Laut ISE können die Materialmengen je nach Entwurfsphase und den Werkzeugen, die den Ingenieur:innen zur Verfügung stehen, unterschiedlich berechnet werden. Wer solche Berechnungen anstellen möchte, muss mit den Lebenszyklusphasen vertraut sein, die in den Normen BS EN 15978 (2011) und BS EN 15804 (2019) definiert sind. Anhand dieser Normen wird die Menge an Kohlenstoff festgelegt, die in den verschiedenen Phasen des Lebenszyklus eines Materials freigesetzt wird.
Laut ISE ist der wichtigste Zeitpunkt für die Berechnung des verkörperten Kohlenstoffs die frühe Entwurfsphase. Das Institut führt weiter aus: „Es ist von entscheidender Bedeutung, dass Sie Zeit und Spielraum haben, um angesichts Ihrer Bewertung des verkörperten Kohlenstoffs Änderungen vorzunehmen.“
Reduzierung des verkörperten Kohlenstoffs im Baugewerbe
Was kann man tun, um verkörperten Kohlenstoff in Gebäuden zu reduzieren? Das American Institute of Architects (AIA) stellt hierfür zehn verschiedene Ansätze vor:
- Wiederverwendung von Gebäuden anstelle von Neubauten (Laut AIA spart die Renovierung und Wiederverwendung in der Regel zwischen 50 und 75 % der verkörperten Kohlenstoffemissionen im Vergleich zum Bau eines neuen Gebäudes.)
- Verwendung von speziellem, kohlenstoffarmem Beton
- Beschränkung der Verwendung von kohlenstoffintensiven Materialien wie Aluminium und Kunststoff
- Verwendung kohlenstoffärmerer Alternativen wie beispielsweise Holz anstelle von Stahl
- Einsatz von kohlenstoffbindenden Materialien wie Holz oder Stroh
- Wiederverwendung von Materialien, wo immer möglich
- Verwendung von Materialien mit einem hohen Recyclinganteil
- Maximierung der Gebäudeeffizienz
- Reduzierung des Einsatzes von Oberflächenmaterialien (Durch eine intelligente Gestaltung kann ein attraktives und gleichzeitig kohlenstoffarmes Ergebnis erzielt werden.)
- Abfallminimierung
Der Weg in eine kohlenstoffneutrale Zukunft
Im Hinblick auf die Reduzierung der Emissionen, die insbesondere durch den verkörperten Kohlenstoff von Baustoffen verursacht werden, gibt es noch viel zu tun. Die Abhängigkeit der Baubranche von kohlenstoffintensiven Materialien muss verringert werden. Die Ziele sind zwar ambitioniert, aber ohne ehrgeizige Ziele bleiben Erfolge aus.

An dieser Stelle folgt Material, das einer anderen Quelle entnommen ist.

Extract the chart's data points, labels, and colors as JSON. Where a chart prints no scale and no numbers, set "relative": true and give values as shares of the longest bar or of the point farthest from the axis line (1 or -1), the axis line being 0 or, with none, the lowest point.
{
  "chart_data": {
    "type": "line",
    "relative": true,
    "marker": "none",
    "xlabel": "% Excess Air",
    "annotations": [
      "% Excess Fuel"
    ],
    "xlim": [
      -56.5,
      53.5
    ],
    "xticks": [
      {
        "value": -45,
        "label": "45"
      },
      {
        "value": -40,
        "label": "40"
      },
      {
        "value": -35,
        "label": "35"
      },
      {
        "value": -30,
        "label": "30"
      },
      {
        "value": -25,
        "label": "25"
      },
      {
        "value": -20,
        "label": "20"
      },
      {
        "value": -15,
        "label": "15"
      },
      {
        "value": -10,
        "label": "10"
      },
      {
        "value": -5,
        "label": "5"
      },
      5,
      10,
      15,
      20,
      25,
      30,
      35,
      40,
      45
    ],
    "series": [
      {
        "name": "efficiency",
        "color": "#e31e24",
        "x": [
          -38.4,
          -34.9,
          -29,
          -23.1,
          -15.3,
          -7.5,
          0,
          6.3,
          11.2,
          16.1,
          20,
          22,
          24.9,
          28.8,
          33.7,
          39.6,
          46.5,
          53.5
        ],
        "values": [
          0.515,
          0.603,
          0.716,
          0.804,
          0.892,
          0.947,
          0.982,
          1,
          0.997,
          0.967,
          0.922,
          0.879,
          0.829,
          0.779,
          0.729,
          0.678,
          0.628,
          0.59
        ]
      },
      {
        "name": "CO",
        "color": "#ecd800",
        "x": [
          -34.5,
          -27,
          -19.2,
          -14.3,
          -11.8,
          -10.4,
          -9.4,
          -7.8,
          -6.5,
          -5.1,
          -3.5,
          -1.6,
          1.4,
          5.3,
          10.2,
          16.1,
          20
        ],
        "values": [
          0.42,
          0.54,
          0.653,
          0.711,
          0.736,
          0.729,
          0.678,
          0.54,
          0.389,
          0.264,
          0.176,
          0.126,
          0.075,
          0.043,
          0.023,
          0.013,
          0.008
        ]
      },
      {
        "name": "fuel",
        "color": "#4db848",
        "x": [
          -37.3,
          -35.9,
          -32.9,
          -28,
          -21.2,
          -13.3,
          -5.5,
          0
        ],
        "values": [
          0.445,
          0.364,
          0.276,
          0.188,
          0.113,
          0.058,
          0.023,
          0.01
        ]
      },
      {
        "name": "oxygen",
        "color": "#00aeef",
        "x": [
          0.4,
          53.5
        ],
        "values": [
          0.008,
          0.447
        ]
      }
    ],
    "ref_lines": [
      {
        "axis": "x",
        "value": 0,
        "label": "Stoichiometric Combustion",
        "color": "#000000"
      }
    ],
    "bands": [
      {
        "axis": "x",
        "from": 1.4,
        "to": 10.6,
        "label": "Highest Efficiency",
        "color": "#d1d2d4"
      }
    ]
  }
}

Der WGBC fordert, dass bis 2030 alle neuen Gebäude, Infrastrukturprojekte und Renovierungen mindestens 40 % weniger verkörperten Kohlenstoff aufweisen sollten und die Nutzung aller neuen Gebäude kohlenstoffneutral sein muss.
Darüber hinaus sieht der WGBC vor, dass neue Gebäude, Infrastrukturprojekte und Renovierungen bis 2050 in der Summe keinen verkörperten Kohlenstoff aufweisen werden und dass alle Gebäude – einschließlich bestehender Gebäude – bis dahin hinsichtlich des operativen Kohlenstoffs das Netto-Null-Ziel erreichen müssen.
Der Einsatz mag hoch erscheinen, aber er lohnt sich. Laut UKGBC bietet die Reduzierung des verkörperten Kohlenstoffs „eine attraktive, einmalige Gelegenheit, in kürzerer Zeit erhebliche Einsparungen zu erzielen“ und die Berücksichtigung des verkörperten Kohlenstoffs in der Entwurfsphase eines Projekts „kann zu einer höheren Ressourceneffizienz führen“.
Sämtliche Stakeholder im Bausektor werden alle Hebel in Bewegung setzen, um derartige Effizienzgewinne zu erzielen.